Save cleaned df to csv in local directory

In [None]:
# import os and pathlib to create directory locally
import os
from pathlib import Path 

# path where we want to store the cleaned interactions dataframe
path = Path("./data/clean")

# create the directory structure if it doesnt exist
path.mkdir(parents=True, exist_ok=True)

# save the dataframe to a csv file named interactions.csv
interactions_df.to_csv(os.path.join(path, 'interactions.csv'), index=False)

#### Clean `users_df` 

In [None]:
# filter unique product keys
unique_user_keys = set(interactions_df_orig['customerkey'].unique())

# filter users data rows where product key exists in unique product key
users_df = users_df[users_df['customerkey'].isin(unique_user_keys)]

# column rename column customerkey to USER_ID, 'gender' to 'Gender', 'yearlyincome' to 'YearlyIncome
users_df = users_df.rename(columns={'customerkey':'USER_ID', 'gender': 'Gender', 'yearlyincome': 'YearlyIncome'})

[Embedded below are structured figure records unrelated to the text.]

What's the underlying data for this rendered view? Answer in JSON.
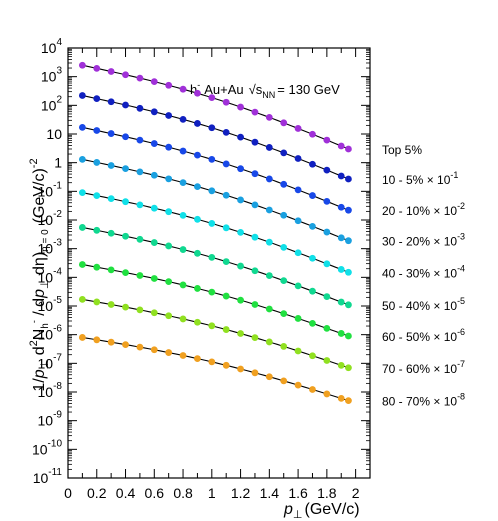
{
  "chart_data": {
    "type": "scatter",
    "annotation": {
      "particle": "h",
      "charge": "-",
      "system": "Au+Au",
      "energy_prefix": "√s",
      "energy_sub": "NN",
      "energy_value": "= 130 GeV"
    },
    "xlabel": {
      "main": "p",
      "sub": "⊥",
      "unit": "(GeV/c)"
    },
    "ylabel": {
      "p1": "1/",
      "p_main": "p",
      "p_sub": "⊥",
      "d2": " d",
      "d2_sup": "2",
      "N": "N",
      "N_sub": "h",
      "N_sup": "-",
      "mid": " / d",
      "dp_main": "p",
      "dp_sub": "⊥",
      "deta": " dη)",
      "eta_sub": "η = 0",
      "unit": "(GeV/c)",
      "unit_sup": "-2"
    },
    "xlim": [
      0,
      2.1
    ],
    "ylog": true,
    "ylim_exp": [
      -11,
      4
    ],
    "x_ticks": [
      "0",
      "0.2",
      "0.4",
      "0.6",
      "0.8",
      "1",
      "1.2",
      "1.4",
      "1.6",
      "1.8",
      "2"
    ],
    "y_ticks": [
      {
        "base": "10",
        "exp": "4"
      },
      {
        "base": "10",
        "exp": "3"
      },
      {
        "base": "10",
        "exp": "2"
      },
      {
        "base": "10",
        "exp": ""
      },
      {
        "base": "1",
        "exp": ""
      },
      {
        "base": "10",
        "exp": "-1"
      },
      {
        "base": "10",
        "exp": "-2"
      },
      {
        "base": "10",
        "exp": "-3"
      },
      {
        "base": "10",
        "exp": "-4"
      },
      {
        "base": "10",
        "exp": "-5"
      },
      {
        "base": "10",
        "exp": "-6"
      },
      {
        "base": "10",
        "exp": "-7"
      },
      {
        "base": "10",
        "exp": "-8"
      },
      {
        "base": "10",
        "exp": "-9"
      },
      {
        "base": "10",
        "exp": "-10"
      },
      {
        "base": "10",
        "exp": "-11"
      }
    ],
    "x": [
      0.1,
      0.2,
      0.3,
      0.4,
      0.5,
      0.6,
      0.7,
      0.8,
      0.9,
      1.0,
      1.1,
      1.2,
      1.3,
      1.4,
      1.5,
      1.6,
      1.7,
      1.8,
      1.9,
      1.95
    ],
    "series": [
      {
        "label": "Top 5%",
        "label_sup": "",
        "color": "#a030d8",
        "start": 2500,
        "end": 3
      },
      {
        "label": "10 - 5% × 10",
        "label_sup": "-1",
        "color": "#1020c0",
        "start": 220,
        "end": 0.27
      },
      {
        "label": "20 - 10% × 10",
        "label_sup": "-2",
        "color": "#1848e8",
        "start": 17,
        "end": 0.022
      },
      {
        "label": "30 - 20% × 10",
        "label_sup": "-3",
        "color": "#1aa0e0",
        "start": 1.3,
        "end": 0.0019
      },
      {
        "label": "40 - 30% × 10",
        "label_sup": "-4",
        "color": "#10e0e8",
        "start": 0.09,
        "end": 0.00015
      },
      {
        "label": "50 - 40% × 10",
        "label_sup": "-5",
        "color": "#10d890",
        "start": 0.0055,
        "end": 1.1e-05
      },
      {
        "label": "60 - 50% × 10",
        "label_sup": "-6",
        "color": "#20e040",
        "start": 0.00028,
        "end": 9e-07
      },
      {
        "label": "70 - 60% × 10",
        "label_sup": "-7",
        "color": "#90e020",
        "start": 1.7e-05,
        "end": 7e-08
      },
      {
        "label": "80 - 70% × 10",
        "label_sup": "-8",
        "color": "#f0a020",
        "start": 8e-07,
        "end": 5e-09
      }
    ]
  }
}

# save users dataframe locally to users.csv file
users_df.to_csv(os.path.join(path, 'users.csv'), index=False)

In [None]:
#lets print users_df dataframe to checkout cleaned version 
users_df.head(3)

#### Clean `items_df`

In [None]:
items_df = items_df[items_df['productsubcategorykey'] < 4]
items_df['productsubcategorykey'] = items_df['productsubcategorykey'].replace({1: 'Mountain Cosmic Unicorn', 2: 'Road Cosmic Unicorn', 3: 'Touring Cosmic Unicorn'})
items_df = items_df.rename(columns={'productkey':'ITEM_ID', 'productsubcategorykey':'ProductSubcategory', 'listprice': 'ListPrice'})

items_df.head(3)

In [None]:
items_df.to_csv('./data/clean/items.csv', index=False)

-----------------------------------------------------------------------------------------------------------------------------------------------------------

# Task 4: Upload data to S3 bucket

In the previous steps, we cleaned the data and saved dataframe into a csv on our local disk. To use this data for training in personalize, lets save it into s3. 

In [None]:
#upload to s3 bucket
import boto3
boto3.Session().resource('s3').Bucket(dest_s3Bucket)\
        .Object('data/interactions.csv').upload_file('./data/clean/interactions.csv')

#upload to s3 bucket
import boto3
boto3.Session().resource('s3').Bucket(dest_s3Bucket)\
        .Object('data/items.csv').upload_file('./data/clean/items.csv')

#upload to s3 bucket
import boto3
boto3.Session().resource('s3').Bucket(dest_s3Bucket)\
        .Object('data/users.csv').upload_file('./data/clean/users.csv')

Now that the cleaned csv files are on S3, we will be importing these into personlize engine for training in next steps.

Optional:  Files uploaded to s3 bucket can be checked [here](https://console.aws.amazon.com/s3).

**Congrats!** your have completed ETL task and got data ready for next steps.